After spending a few more years in the mountains working with the local fire department, I joined RMI as an instructor and began traveling and teaching wilderness medicine. Around the same time, I developed a passion for agriculture and began noticing similarities between practicing medicine and cultivating the land.

At Remote Medical International, our basic life support patient assessment is simple yet effective: scene safety, manage life threats including the oxygenation of the patient, halt massive bleeding, and promote the pulsing and circulating of blood if the heart has stopped. Once a patient is stabilized, we move on to a thorough physical exam, vital signs, past patient history, and documentation.

Through this system of structured assessment, remote medical providers are able to find and manage life threats, stabilize sick patients, and promote healing in challenging environments.
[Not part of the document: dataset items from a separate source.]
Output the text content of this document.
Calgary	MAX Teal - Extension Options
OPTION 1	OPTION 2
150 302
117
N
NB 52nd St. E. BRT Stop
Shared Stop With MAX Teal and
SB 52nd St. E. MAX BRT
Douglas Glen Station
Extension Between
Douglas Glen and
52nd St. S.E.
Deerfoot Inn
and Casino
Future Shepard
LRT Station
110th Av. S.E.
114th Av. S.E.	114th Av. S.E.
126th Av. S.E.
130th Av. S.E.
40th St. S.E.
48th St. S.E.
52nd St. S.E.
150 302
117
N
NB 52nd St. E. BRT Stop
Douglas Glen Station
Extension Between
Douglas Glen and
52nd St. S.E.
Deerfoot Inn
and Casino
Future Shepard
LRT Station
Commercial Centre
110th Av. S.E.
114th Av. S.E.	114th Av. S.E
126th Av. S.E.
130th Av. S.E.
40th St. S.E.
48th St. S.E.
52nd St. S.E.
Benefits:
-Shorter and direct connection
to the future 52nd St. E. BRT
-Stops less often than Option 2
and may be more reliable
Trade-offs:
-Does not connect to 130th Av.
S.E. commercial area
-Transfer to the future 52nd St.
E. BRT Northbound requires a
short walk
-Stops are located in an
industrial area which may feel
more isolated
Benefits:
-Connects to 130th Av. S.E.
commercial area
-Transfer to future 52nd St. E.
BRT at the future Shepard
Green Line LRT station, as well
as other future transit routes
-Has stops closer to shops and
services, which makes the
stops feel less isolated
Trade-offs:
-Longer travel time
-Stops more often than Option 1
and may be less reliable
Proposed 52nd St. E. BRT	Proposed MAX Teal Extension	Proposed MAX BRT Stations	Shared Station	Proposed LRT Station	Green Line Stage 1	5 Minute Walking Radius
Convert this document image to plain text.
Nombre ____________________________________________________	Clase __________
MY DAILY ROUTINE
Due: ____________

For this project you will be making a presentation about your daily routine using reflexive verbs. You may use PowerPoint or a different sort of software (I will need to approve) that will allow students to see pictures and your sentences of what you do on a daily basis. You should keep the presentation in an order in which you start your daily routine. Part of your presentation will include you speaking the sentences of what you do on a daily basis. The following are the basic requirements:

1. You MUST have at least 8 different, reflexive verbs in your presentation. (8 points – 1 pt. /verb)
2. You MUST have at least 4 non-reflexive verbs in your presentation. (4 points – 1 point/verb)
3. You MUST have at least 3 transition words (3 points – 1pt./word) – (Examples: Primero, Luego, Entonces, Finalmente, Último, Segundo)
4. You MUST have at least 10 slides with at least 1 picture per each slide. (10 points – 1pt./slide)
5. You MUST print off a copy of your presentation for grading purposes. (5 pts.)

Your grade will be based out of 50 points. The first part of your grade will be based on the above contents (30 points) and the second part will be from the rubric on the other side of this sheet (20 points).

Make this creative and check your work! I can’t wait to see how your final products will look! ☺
After speaking with a variety of farmers, I began to wonder if the remote medical skill set could work not only in remote environments but also on remote environments. The world, after all, is filled with ill and injured ecosystems that need to be stabilized and healed.

Farmers around the world have shown me what healthy systems looked like: tree crops of nuts and fruits integrated with a pulsing mob of animals grazing hard and then allowing the land to rest before returning; fish growing in simple ponds where the nutrient dense water moves through edible greens as a river ecosystem might nourish its own banks; dry land environments in Tucson, AZ and Australia make due with minimal water resources during prolonged droughts through appropriately designed rain harvesting systems. Like a healthy human body, the land adjusts, adapts, and heals.

With the help of my family and a dedicated army veteran soil conservationist for the USDA National Resources and Conservation Services, we began to treat our new sick patient. Our patient did not require IV fluids nor suffer from spinal trauma. The illness we were treating belonged to 100 acres of rocky eroding soil in the Texas Hill Country where oak trees are rapidly dying off.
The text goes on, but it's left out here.